Das Girokonto Nr. … der Klägerin besteht bei der Beklagten nach wie vor und weist einen positiven Saldo auf.

Die Klägerin hat erstinstanzlich im Wesentlichen vorgetragen, bei Abschluss des Kundenstamm-Vertrags sei in englischer Sprache verhandelt worden. Die in deutscher Sprache verfassten Allgemeinen Geschäftsbedingungen der Beklagten seien demnach nicht Vertragsbestandteil geworden.

Sie habe die 13 genannten Zahlungen vom ihrem Girokonto in Höhe von 255.395,61 EUR nicht autorisiert. Die E-Mails nebst Rechnungsunterlagen (Anlagenkonvolut K32/1-K32/14) seien nicht von ihr versandt worden.
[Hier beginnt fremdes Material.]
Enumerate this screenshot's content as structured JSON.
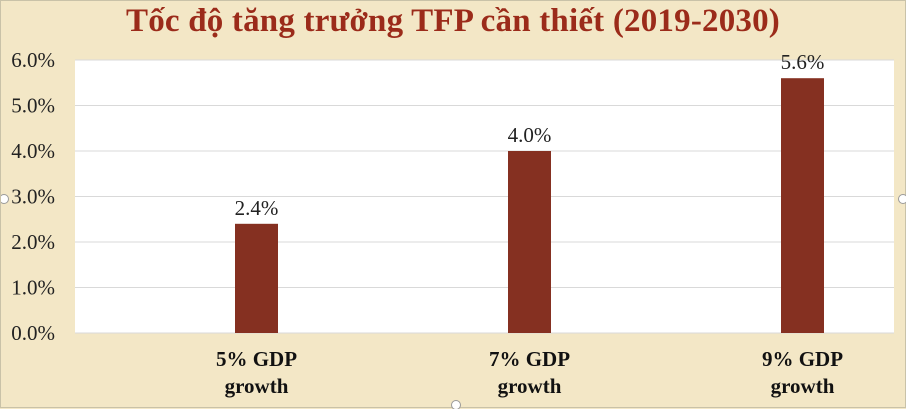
{
  "chart_data": {
    "type": "bar",
    "title": "Tốc độ tăng trưởng TFP cần thiết (2019-2030)",
    "categories": [
      [
        "5% GDP",
        "growth"
      ],
      [
        "7% GDP",
        "growth"
      ],
      [
        "9% GDP",
        "growth"
      ]
    ],
    "values": [
      2.4,
      4.0,
      5.6
    ],
    "data_labels": [
      "2.4%",
      "4.0%",
      "5.6%"
    ],
    "yticks": [
      "0.0%",
      "1.0%",
      "2.0%",
      "3.0%",
      "4.0%",
      "5.0%",
      "6.0%"
    ],
    "ylim": [
      0,
      6
    ],
    "grid": true,
    "colors": {
      "bar": "#853021",
      "background": "#f3e7c6",
      "plot": "#ffffff",
      "title": "#9b2b1a"
    }
  }
}
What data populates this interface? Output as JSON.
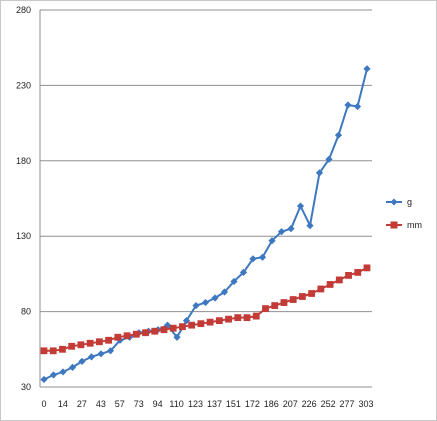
{
  "chart_data": {
    "type": "line",
    "title": "",
    "xlabel": "",
    "ylabel": "",
    "ylim": [
      30,
      280
    ],
    "yticks": [
      30,
      80,
      130,
      180,
      230,
      280
    ],
    "grid": true,
    "legend_position": "right",
    "x_tick_labels": [
      "0",
      "14",
      "27",
      "43",
      "57",
      "73",
      "94",
      "110",
      "123",
      "137",
      "151",
      "172",
      "186",
      "207",
      "226",
      "252",
      "277",
      "303"
    ],
    "series": [
      {
        "name": "g",
        "color": "#3d78c0",
        "marker": "diamond",
        "values": [
          35,
          38,
          40,
          43,
          47,
          50,
          52,
          54,
          61,
          63,
          66,
          67,
          68,
          71,
          63,
          74,
          84,
          86,
          89,
          93,
          100,
          106,
          115,
          116,
          127,
          133,
          135,
          150,
          137,
          172,
          181,
          197,
          217,
          216,
          241
        ]
      },
      {
        "name": "mm",
        "color": "#c33b37",
        "marker": "square",
        "values": [
          54,
          54,
          55,
          57,
          58,
          59,
          60,
          61,
          63,
          64,
          65,
          66,
          67,
          68,
          69,
          70,
          71,
          72,
          73,
          74,
          75,
          76,
          76,
          77,
          82,
          84,
          86,
          88,
          90,
          92,
          95,
          98,
          101,
          104,
          106,
          109
        ]
      }
    ]
  }
}
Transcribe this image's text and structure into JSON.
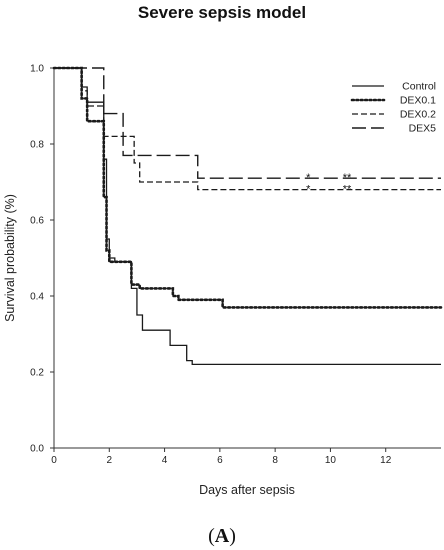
{
  "chart_data": {
    "type": "line",
    "step": true,
    "title": "Severe sepsis model",
    "xlabel": "Days after sepsis",
    "ylabel": "Survival probability (%)",
    "xlim": [
      0,
      14
    ],
    "ylim": [
      0.0,
      1.0
    ],
    "xticks": [
      0,
      2,
      4,
      6,
      8,
      10,
      12
    ],
    "yticks": [
      0.0,
      0.2,
      0.4,
      0.6,
      0.8,
      1.0
    ],
    "xtick_labels": [
      "0",
      "2",
      "4",
      "6",
      "8",
      "10",
      "12"
    ],
    "ytick_labels": [
      "0.0",
      "0.2",
      "0.4",
      "0.6",
      "0.8",
      "1.0"
    ],
    "grid": false,
    "legend_position": "top-right",
    "panel_label": "A",
    "series": [
      {
        "name": "Control",
        "dash": "solid",
        "points": [
          [
            0,
            1.0
          ],
          [
            1.0,
            1.0
          ],
          [
            1.0,
            0.95
          ],
          [
            1.2,
            0.95
          ],
          [
            1.2,
            0.91
          ],
          [
            1.8,
            0.91
          ],
          [
            1.8,
            0.76
          ],
          [
            1.9,
            0.76
          ],
          [
            1.9,
            0.55
          ],
          [
            2.0,
            0.55
          ],
          [
            2.0,
            0.5
          ],
          [
            2.2,
            0.5
          ],
          [
            2.2,
            0.49
          ],
          [
            2.8,
            0.49
          ],
          [
            2.8,
            0.42
          ],
          [
            3.0,
            0.42
          ],
          [
            3.0,
            0.35
          ],
          [
            3.2,
            0.35
          ],
          [
            3.2,
            0.31
          ],
          [
            4.2,
            0.31
          ],
          [
            4.2,
            0.27
          ],
          [
            4.8,
            0.27
          ],
          [
            4.8,
            0.23
          ],
          [
            5.0,
            0.23
          ],
          [
            5.0,
            0.22
          ],
          [
            14.0,
            0.22
          ]
        ]
      },
      {
        "name": "DEX0.1",
        "dash": "dotted",
        "points": [
          [
            0,
            1.0
          ],
          [
            1.0,
            1.0
          ],
          [
            1.0,
            0.92
          ],
          [
            1.2,
            0.92
          ],
          [
            1.2,
            0.86
          ],
          [
            1.8,
            0.86
          ],
          [
            1.8,
            0.66
          ],
          [
            1.9,
            0.66
          ],
          [
            1.9,
            0.52
          ],
          [
            2.0,
            0.52
          ],
          [
            2.0,
            0.49
          ],
          [
            2.8,
            0.49
          ],
          [
            2.8,
            0.43
          ],
          [
            3.1,
            0.43
          ],
          [
            3.1,
            0.42
          ],
          [
            4.3,
            0.42
          ],
          [
            4.3,
            0.4
          ],
          [
            4.5,
            0.4
          ],
          [
            4.5,
            0.39
          ],
          [
            6.1,
            0.39
          ],
          [
            6.1,
            0.37
          ],
          [
            14.0,
            0.37
          ]
        ]
      },
      {
        "name": "DEX0.2",
        "dash": "short-dash",
        "points": [
          [
            0,
            1.0
          ],
          [
            1.0,
            1.0
          ],
          [
            1.0,
            0.94
          ],
          [
            1.2,
            0.94
          ],
          [
            1.2,
            0.9
          ],
          [
            1.8,
            0.9
          ],
          [
            1.8,
            0.82
          ],
          [
            2.9,
            0.82
          ],
          [
            2.9,
            0.75
          ],
          [
            3.1,
            0.75
          ],
          [
            3.1,
            0.7
          ],
          [
            5.2,
            0.7
          ],
          [
            5.2,
            0.68
          ],
          [
            14.0,
            0.68
          ]
        ]
      },
      {
        "name": "DEX5",
        "dash": "long-dash",
        "points": [
          [
            0,
            1.0
          ],
          [
            1.8,
            1.0
          ],
          [
            1.8,
            0.88
          ],
          [
            2.5,
            0.88
          ],
          [
            2.5,
            0.77
          ],
          [
            5.2,
            0.77
          ],
          [
            5.2,
            0.71
          ],
          [
            14.0,
            0.71
          ]
        ]
      }
    ],
    "annotations": [
      {
        "text": "*",
        "x": 9.2,
        "y": 0.705
      },
      {
        "text": "**",
        "x": 10.6,
        "y": 0.705
      },
      {
        "text": "*",
        "x": 9.2,
        "y": 0.675
      },
      {
        "text": "**",
        "x": 10.6,
        "y": 0.675
      }
    ]
  }
}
Stattdessen sei davon auszugehen, dass die E-Mails durch unbekannte Dritte manipuliert worden seien.

Zwischen ihr und dem Bankmitarbeiter R. K. habe ein vertrauensvolles Verhältnis bestanden, deshalb habe sie darauf vertrauen dürfen, dass er den Zahlungsverkehr kontrolliere. Angesichts des auffälligen Inhalts der E-Mails nebst Rechnungsunterlagen habe sich der Verdacht einer Manipulation der Überweisungsaufträge aufdrängen müssen, so dass Anlass zu einer weitergehenden Prüfung und einer Rücksprache mit ihr bestanden habe.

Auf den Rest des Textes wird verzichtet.